Koniec wielkiej kariery Jakuba Wikłacza w federacji KSW. Mistrz kategorii koguciej zwakował pas i nie podpisze nowej umowy z jedną z największych federacji na świecie.
Wikłacz pierwszą walkę w KSW stoczył 11 lipca 2020 roku, wówczas przegrał z Sebastianem Przybyszem. Następnie wszedł na zwycięską ścieżkę wygrywając kolejno z: Patrykiem Surdynem, Antunem Raciciem, Bruno Santosem, Sebastianem Przybyszem, z którym stoczył słynną trylogię, która zakończyła się niespodziewanym rezultatem.

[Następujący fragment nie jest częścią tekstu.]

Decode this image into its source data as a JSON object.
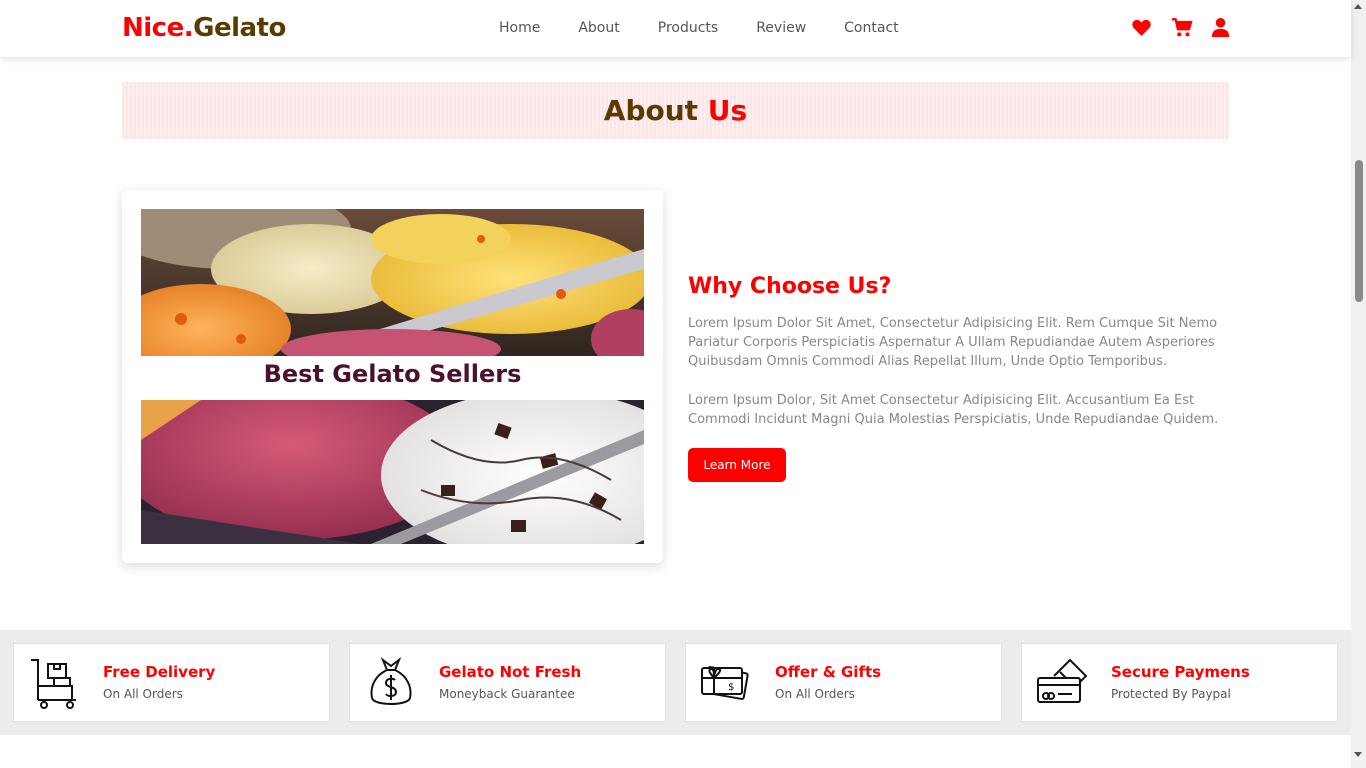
{
  "header": {
    "logo_part1": "Nice.",
    "logo_part2": "Gelato",
    "nav": [
      "Home",
      "About",
      "Products",
      "Review",
      "Contact"
    ],
    "icons": [
      "heart-icon",
      "cart-icon",
      "user-icon"
    ]
  },
  "about": {
    "title_part1": "About ",
    "title_part2": "Us"
  },
  "image_card": {
    "caption": "Best Gelato Sellers"
  },
  "why": {
    "title": "Why Choose Us?",
    "paragraph1": "Lorem Ipsum Dolor Sit Amet, Consectetur Adipisicing Elit. Rem Cumque Sit Nemo Pariatur Corporis Perspiciatis Aspernatur A Ullam Repudiandae Autem Asperiores Quibusdam Omnis Commodi Alias Repellat Illum, Unde Optio Temporibus.",
    "paragraph2": "Lorem Ipsum Dolor, Sit Amet Consectetur Adipisicing Elit. Accusantium Ea Est Commodi Incidunt Magni Quia Molestias Perspiciatis, Unde Repudiandae Quidem.",
    "button": "Learn More"
  },
  "features": [
    {
      "title": "Free Delivery",
      "subtitle": "On All Orders",
      "icon": "delivery-cart-icon"
    },
    {
      "title": "Gelato Not Fresh",
      "subtitle": "Moneyback Guarantee",
      "icon": "money-bag-icon"
    },
    {
      "title": "Offer & Gifts",
      "subtitle": "On All Orders",
      "icon": "gift-card-icon"
    },
    {
      "title": "Secure Paymens",
      "subtitle": "Protected By Paypal",
      "icon": "credit-card-icon"
    }
  ],
  "colors": {
    "accent": "#ff0000",
    "brown": "#5b3a00",
    "banner_bg": "#fde4e6",
    "features_bg": "#ececec"
  }
}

Podczas walki wieczoru na KSW 86 to była prawdziwa wojna, jednak w jednej z akcji Wikłacz nieintencjonalnie sfaulował Przybysza, a ten nie mógł kontynuować walki. Wówczas sędziowie zliczyli wszystkie punkty i dwa odjęli z puli 28-latka, przez co pojedynek zakończył się remisem.
Federacja KSW poinformowała o zakończeniu współpracy z Jakubem Wikłaczem. Wielka strata
Federacja KSW poinformowała za pomocą mediów społecznościowych o zakończeniu współpracy z Wikłaczem. - Organizacja KSW i mistrz kategorii koguciej, Jakub Wikłacz, kończą współpracę. Dziękujemy, Kubo, za 8 emocjonujących pojedynków, pamiętne starcia mistrzowskie i godne reprezentowanie KSW. Życzymy samych sukcesów poza okrągłą klatką KSW - można przeczytać.
O pas mistrzowski zawalczą 25 stycznia 2025 na gali XTB KSW 102 w Radomiu - Sebastian Przybysz i Bruno Azevedo.